No, the story comprises of K going to a place, learning a thing, and then going to another place. Repeat to fade. There are even a number of moments where K returns to a place and, just by looking really hard, harder than everyone else, discovers something new. How or why he makes these connections is handily swept to the side (maybe for a director’s cut?). Perhaps it’s just terse storytelling with all the faff removed for sake of levity? The reality of it, you watch this hulking movie, and with most scenes the feeling is: do we really need to be seeing this? Why is he here again? Where are we? What’s happening?

There is a reason to watch – on a big screen if possible – and that’s largely down to fine work by regular Villeneuve collaborator Roger Deakins, whose coldly expressive cinematography brings a sense of crumbling grandeur to future Earth. There are numerous shots where the camera pulls back to reveal the brutal sprawl of a Los Angeles which resembles a giant circuit board. And if you really dig atmospheric shots of vapour, fog and smoke, then this is absolutely the film for you. (Blade Runner 2049 is basically Prisoners with flying cars).

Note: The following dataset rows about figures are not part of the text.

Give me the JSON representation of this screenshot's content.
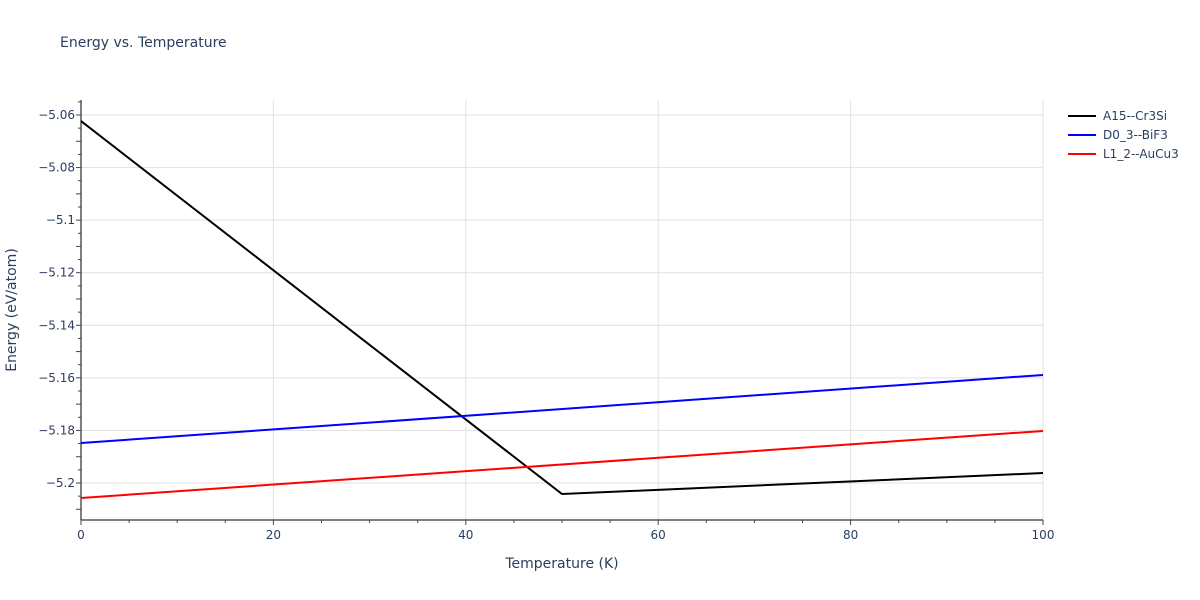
{
  "chart_data": {
    "type": "line",
    "title": "Energy vs. Temperature",
    "xlabel": "Temperature (K)",
    "ylabel": "Energy (eV/atom)",
    "xlim": [
      0,
      100
    ],
    "ylim": [
      -5.214,
      -5.054
    ],
    "x_ticks": [
      0,
      20,
      40,
      60,
      80,
      100
    ],
    "y_ticks": [
      -5.06,
      -5.08,
      -5.1,
      -5.12,
      -5.14,
      -5.16,
      -5.18,
      -5.2
    ],
    "y_tick_labels": [
      "−5.06",
      "−5.08",
      "−5.1",
      "−5.12",
      "−5.14",
      "−5.16",
      "−5.18",
      "−5.2"
    ],
    "grid": true,
    "legend_position": "right-top",
    "series": [
      {
        "name": "A15--Cr3Si",
        "color": "#000000",
        "x": [
          0,
          50,
          100
        ],
        "y": [
          -5.0623,
          -5.2042,
          -5.1962
        ]
      },
      {
        "name": "D0_3--BiF3",
        "color": "#0000ff",
        "x": [
          0,
          100
        ],
        "y": [
          -5.1848,
          -5.1589
        ]
      },
      {
        "name": "L1_2--AuCu3",
        "color": "#ff0000",
        "x": [
          0,
          100
        ],
        "y": [
          -5.2057,
          -5.1802
        ]
      }
    ]
  }
}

The production design plays on the clash between pristine minimalism and post-industrial decay, often encapsulating the two aesthetics within the same frame. The former comes to the fore in the company of Jared Leto’s sinister biotech tycoon, Wallace, whose pseudo-philosophical babblings recall The Architect in the Matrix sequels mixed with the creative director of a ’90s ad agency. He lives in what looks like a couples spa, replete with calming water features.

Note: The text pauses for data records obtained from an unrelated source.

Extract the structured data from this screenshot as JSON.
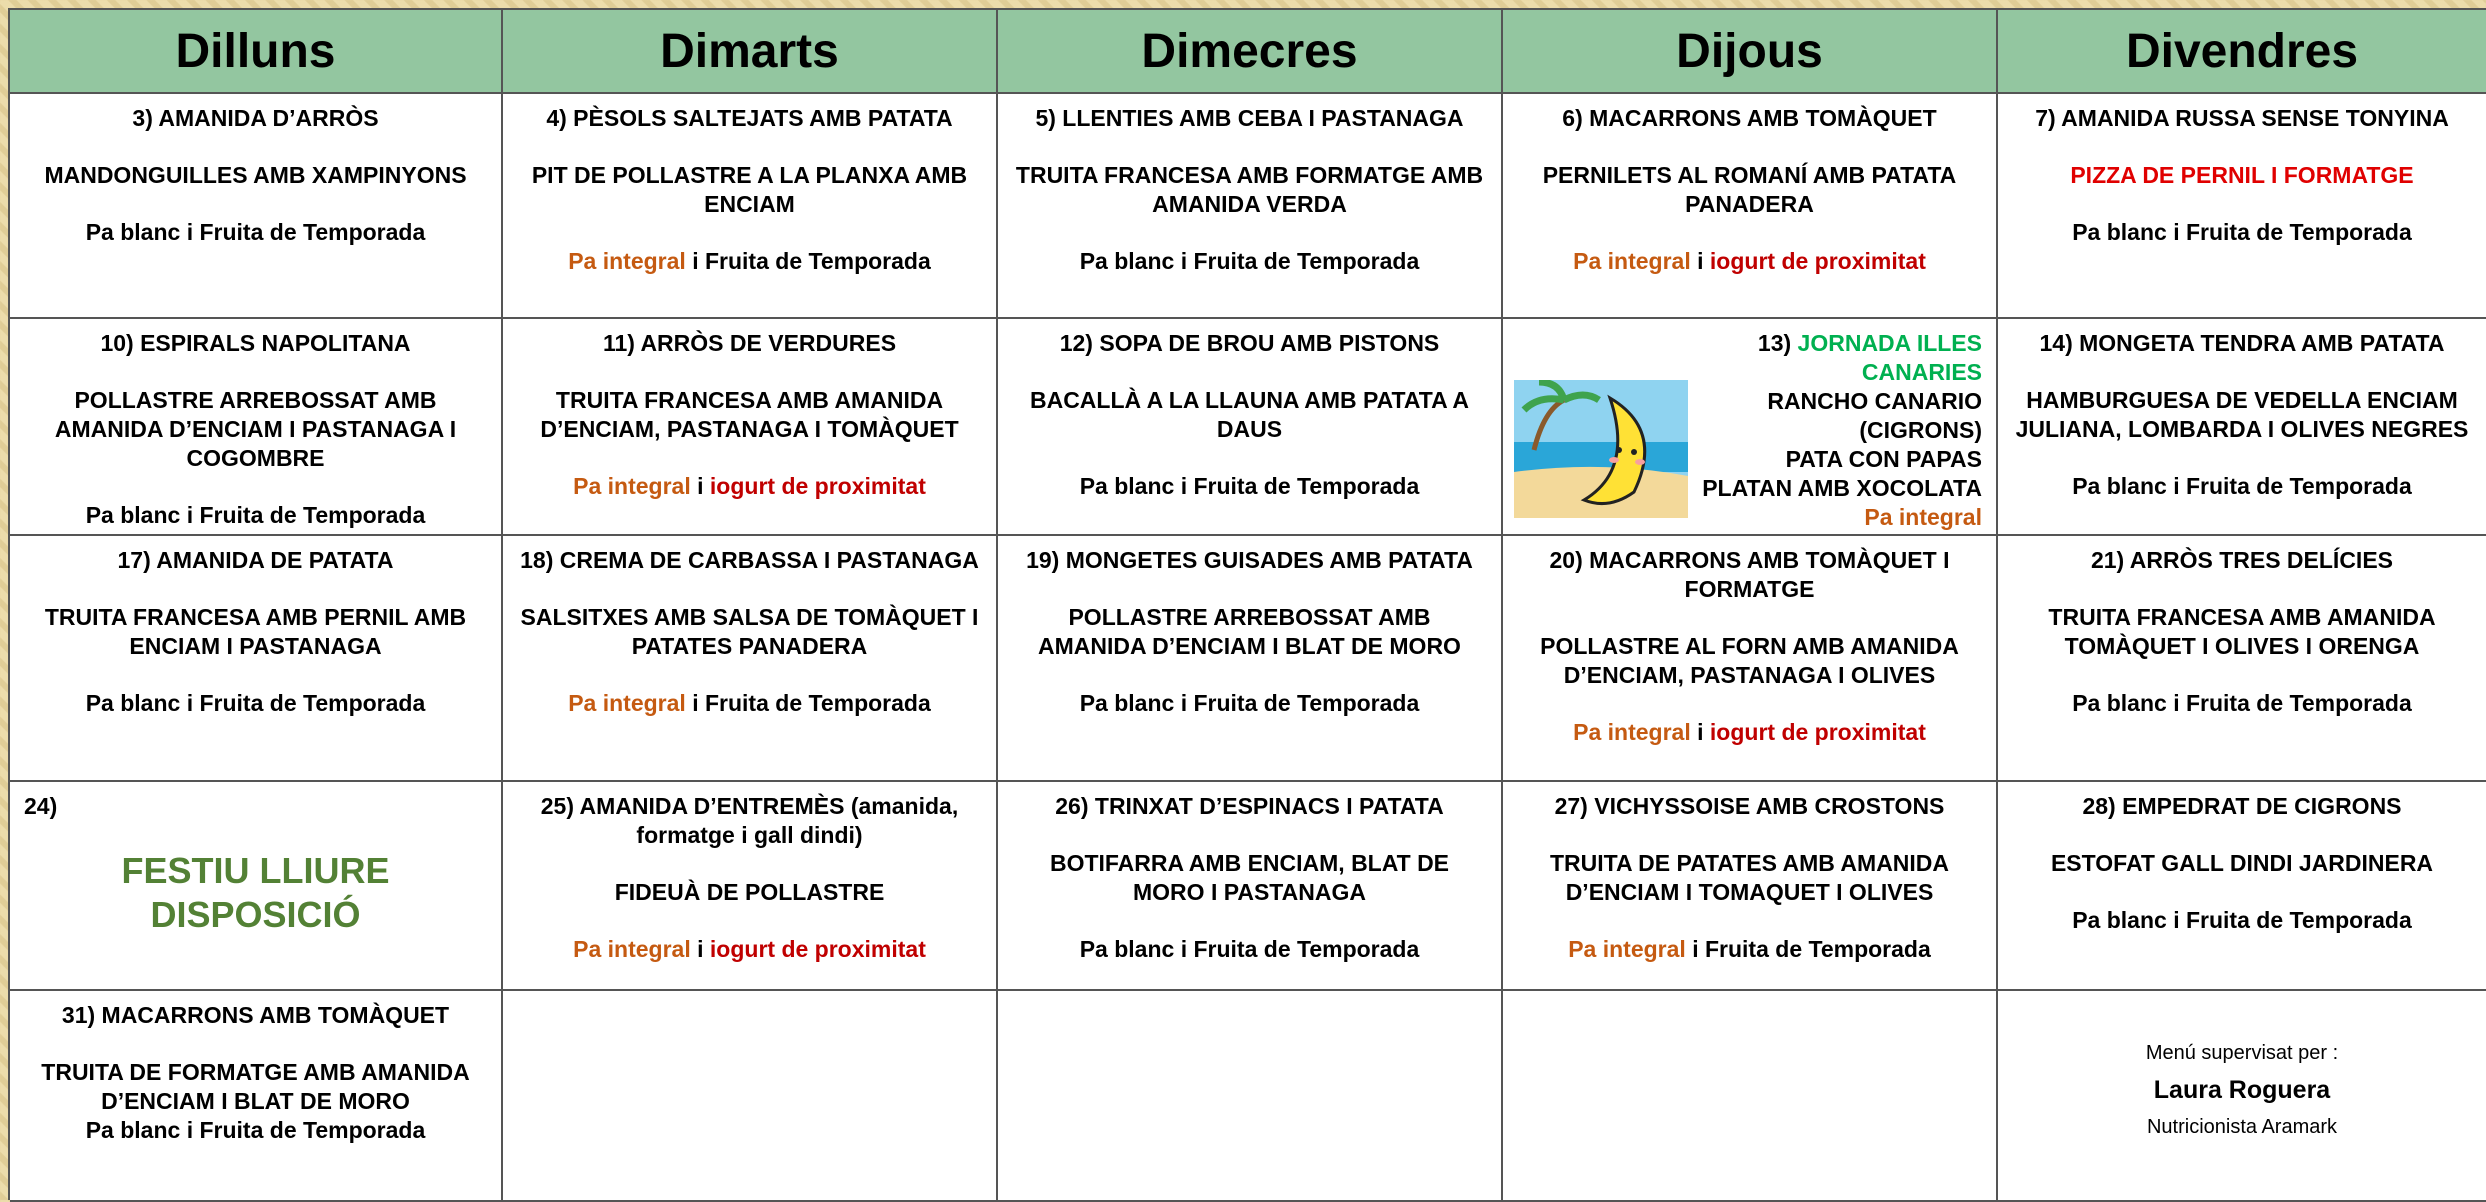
{
  "header": {
    "days": [
      "Dilluns",
      "Dimarts",
      "Dimecres",
      "Dijous",
      "Divendres"
    ]
  },
  "rows": [
    [
      {
        "blocks": [
          [
            {
              "text": "3) AMANIDA D’ARRÒS"
            }
          ],
          [
            {
              "text": "MANDONGUILLES AMB XAMPINYONS"
            }
          ],
          [
            {
              "text": "Pa blanc i Fruita de Temporada"
            }
          ]
        ]
      },
      {
        "blocks": [
          [
            {
              "text": "4) PÈSOLS SALTEJATS AMB PATATA"
            }
          ],
          [
            {
              "text": "PIT DE POLLASTRE A LA PLANXA AMB ENCIAM"
            }
          ],
          [
            {
              "text": "Pa integral ",
              "color": "#c55a11"
            },
            {
              "text": " i Fruita de Temporada"
            }
          ]
        ]
      },
      {
        "blocks": [
          [
            {
              "text": "5) LLENTIES AMB CEBA I PASTANAGA"
            }
          ],
          [
            {
              "text": "TRUITA FRANCESA AMB FORMATGE AMB AMANIDA VERDA"
            }
          ],
          [
            {
              "text": "Pa blanc i Fruita de Temporada"
            }
          ]
        ]
      },
      {
        "blocks": [
          [
            {
              "text": "6) MACARRONS AMB TOMÀQUET"
            }
          ],
          [
            {
              "text": "PERNILETS AL ROMANÍ AMB PATATA PANADERA"
            }
          ],
          [
            {
              "text": "Pa integral ",
              "color": "#c55a11"
            },
            {
              "text": " i "
            },
            {
              "text": "iogurt de proximitat",
              "color": "#c00000"
            }
          ]
        ]
      },
      {
        "blocks": [
          [
            {
              "text": "7) AMANIDA RUSSA SENSE TONYINA"
            }
          ],
          [
            {
              "text": "PIZZA DE PERNIL I FORMATGE",
              "color": "#e00000"
            }
          ],
          [
            {
              "text": "Pa blanc i Fruita de Temporada"
            }
          ]
        ]
      }
    ],
    [
      {
        "blocks": [
          [
            {
              "text": "10) ESPIRALS NAPOLITANA"
            }
          ],
          [
            {
              "text": "POLLASTRE ARREBOSSAT AMB AMANIDA D’ENCIAM I PASTANAGA I COGOMBRE"
            }
          ],
          [
            {
              "text": "Pa blanc i Fruita de Temporada"
            }
          ]
        ]
      },
      {
        "blocks": [
          [
            {
              "text": "11) ARRÒS DE VERDURES"
            }
          ],
          [
            {
              "text": "TRUITA FRANCESA AMB AMANIDA D’ENCIAM, PASTANAGA I TOMÀQUET"
            }
          ],
          [
            {
              "text": "Pa integral ",
              "color": "#c55a11"
            },
            {
              "text": " i "
            },
            {
              "text": "iogurt de proximitat",
              "color": "#c00000"
            }
          ]
        ]
      },
      {
        "blocks": [
          [
            {
              "text": "12) SOPA DE BROU AMB PISTONS"
            }
          ],
          [
            {
              "text": "BACALLÀ A LA LLAUNA AMB PATATA A DAUS"
            }
          ],
          [
            {
              "text": "Pa blanc i Fruita de Temporada"
            }
          ]
        ]
      },
      {
        "blocks": [
          [
            {
              "text": "13) "
            },
            {
              "text": "JORNADA ILLES CANARIES",
              "color": "#00b050"
            }
          ],
          [
            {
              "text": "RANCHO CANARIO (CIGRONS)"
            }
          ],
          [
            {
              "text": "PATA CON PAPAS"
            }
          ],
          [
            {
              "text": "PLATAN AMB XOCOLATA"
            }
          ],
          [
            {
              "text": "Pa integral",
              "color": "#c55a11"
            }
          ]
        ]
      },
      {
        "blocks": [
          [
            {
              "text": "14) MONGETA TENDRA AMB PATATA"
            }
          ],
          [
            {
              "text": "HAMBURGUESA DE VEDELLA ENCIAM JULIANA, LOMBARDA I OLIVES NEGRES"
            }
          ],
          [
            {
              "text": "Pa blanc i Fruita de Temporada"
            }
          ]
        ]
      }
    ],
    [
      {
        "blocks": [
          [
            {
              "text": "17) AMANIDA DE PATATA"
            }
          ],
          [
            {
              "text": "TRUITA FRANCESA AMB PERNIL AMB ENCIAM I PASTANAGA"
            }
          ],
          [
            {
              "text": "Pa blanc i Fruita de Temporada"
            }
          ]
        ]
      },
      {
        "blocks": [
          [
            {
              "text": "18) CREMA DE CARBASSA I PASTANAGA"
            }
          ],
          [
            {
              "text": "SALSITXES AMB SALSA DE TOMÀQUET I PATATES PANADERA"
            }
          ],
          [
            {
              "text": "Pa integral ",
              "color": "#c55a11"
            },
            {
              "text": " i Fruita de Temporada"
            }
          ]
        ]
      },
      {
        "blocks": [
          [
            {
              "text": "19) MONGETES GUISADES AMB PATATA"
            }
          ],
          [
            {
              "text": "POLLASTRE ARREBOSSAT AMB AMANIDA D’ENCIAM I BLAT DE MORO"
            }
          ],
          [
            {
              "text": "Pa blanc i Fruita de Temporada"
            }
          ]
        ]
      },
      {
        "blocks": [
          [
            {
              "text": "20) MACARRONS AMB TOMÀQUET I FORMATGE"
            }
          ],
          [
            {
              "text": "POLLASTRE AL FORN AMB AMANIDA D’ENCIAM, PASTANAGA I OLIVES"
            }
          ],
          [
            {
              "text": "Pa integral ",
              "color": "#c55a11"
            },
            {
              "text": " i "
            },
            {
              "text": "iogurt de proximitat",
              "color": "#c00000"
            }
          ]
        ]
      },
      {
        "blocks": [
          [
            {
              "text": "21)  ARRÒS TRES DELÍCIES"
            }
          ],
          [
            {
              "text": "TRUITA FRANCESA AMB AMANIDA TOMÀQUET I OLIVES I ORENGA"
            }
          ],
          [
            {
              "text": "Pa blanc i Fruita de Temporada"
            }
          ]
        ]
      }
    ],
    [
      {
        "blocks": [
          [
            {
              "text": "24)"
            }
          ],
          [
            {
              "text": "FESTIU LLIURE DISPOSICIÓ",
              "color": "#538135"
            }
          ]
        ]
      },
      {
        "blocks": [
          [
            {
              "text": "25) AMANIDA D’ENTREMÈS (amanida, formatge i gall dindi)"
            }
          ],
          [
            {
              "text": "FIDEUÀ DE POLLASTRE"
            }
          ],
          [
            {
              "text": "Pa integral ",
              "color": "#c55a11"
            },
            {
              "text": " i "
            },
            {
              "text": "iogurt de proximitat",
              "color": "#c00000"
            }
          ]
        ]
      },
      {
        "blocks": [
          [
            {
              "text": "26) TRINXAT D’ESPINACS I PATATA"
            }
          ],
          [
            {
              "text": "BOTIFARRA AMB ENCIAM, BLAT DE MORO I PASTANAGA"
            }
          ],
          [
            {
              "text": "Pa blanc i Fruita de Temporada"
            }
          ]
        ]
      },
      {
        "blocks": [
          [
            {
              "text": "27) VICHYSSOISE AMB CROSTONS"
            }
          ],
          [
            {
              "text": "TRUITA DE PATATES AMB AMANIDA D’ENCIAM I TOMAQUET I OLIVES"
            }
          ],
          [
            {
              "text": "Pa integral ",
              "color": "#c55a11"
            },
            {
              "text": " i Fruita de Temporada"
            }
          ]
        ]
      },
      {
        "blocks": [
          [
            {
              "text": "28) EMPEDRAT DE CIGRONS"
            }
          ],
          [
            {
              "text": "ESTOFAT GALL DINDI JARDINERA"
            }
          ],
          [
            {
              "text": "Pa blanc i Fruita de Temporada"
            }
          ]
        ]
      }
    ],
    [
      {
        "blocks": [
          [
            {
              "text": "31) MACARRONS AMB TOMÀQUET"
            }
          ],
          [
            {
              "text": "TRUITA DE FORMATGE AMB AMANIDA D’ENCIAM I BLAT DE MORO"
            }
          ],
          [
            {
              "text": "Pa blanc i Fruita de Temporada"
            }
          ]
        ]
      },
      {
        "blocks": []
      },
      {
        "blocks": []
      },
      {
        "blocks": []
      },
      {
        "blocks": [
          [
            {
              "text": "Menú supervisat per :"
            }
          ],
          [
            {
              "text": "Laura Roguera"
            }
          ],
          [
            {
              "text": "Nutricionista Aramark"
            }
          ]
        ]
      }
    ]
  ]
}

So it’s slow, stately, looks pretty, but sorely lacks for drama. At this point, let’s call it a clean 50/50 split. But what tips it towards the negative is its clutch of dubiously rendered female characters. Women in Blade Runner 2049 are one of three things: evil, prostitutes or naked. There’s even a moment where K takes his flying car to a mysterious desert location that’s dashed with monolithic sculptures. Upon closer inspection, they are nude women with oversized breasts. This isn’t some Freudian metaphor of maternal longing or an image which holds a deep relevance. It is, apropos of nothing, an image of guilt-free titillation for the road.

The central female character is K’s hologramatic sex companion named Joi (Ana de Armas) who frolics around his cell-like apartment in a sparkly cocktail dress while he looks on in self-lacerating disgust. The majority of female characters are needlessly sexualised and serve no purpose to the plot other than to make the male characters feel sad. The film offers an unreconstructed male-centric vision of the future which neglects to explore why calls for gender equality either weren’t answered, or never happened in the first place. It’s very careful to plant different languages and alphabets across the various signs seen on walls and buildings, inferring that the world has developed into a rich cultural melting pot. And yet, women just all like see-through PVC fetishwear and that’s that.

Maybe you’ll watch this film and see some greater aspiration, or a bewitching existential discourse which taps into your own view of humanity, procreation, the dangers of overpopulation, slave-master relations, father-son relations, or something else entirely. It’s clear that Villeneuve has been binging on the films of Andrei Tarkovsky prior to making Blade Runner 2049, as this apes his deliberate, “transcendental” style while neglecting the idea that these gorgeous images have to push towards a common cause to justify their existence. It’s a film full of sound and fury, but it signifies nothing. Do yourself a favour and keep those expectations tempered, and then some. To expect the second coming would be the biggest spoiler of all.

Published 3 Oct 2017

Tags: Blade Runner Denis Villeneuve Harrison Ford Ryan Gosling

Anticipation.

The hype-o-meter is off the charts for this one. Fingers crossed then.

Enjoyment.

A big disappointment. All the pretty vistas in the world can’t enliven this protracted futuro-slog.

In Retrospect.

A film that’s certain of its own intellect yet has precious little to impart.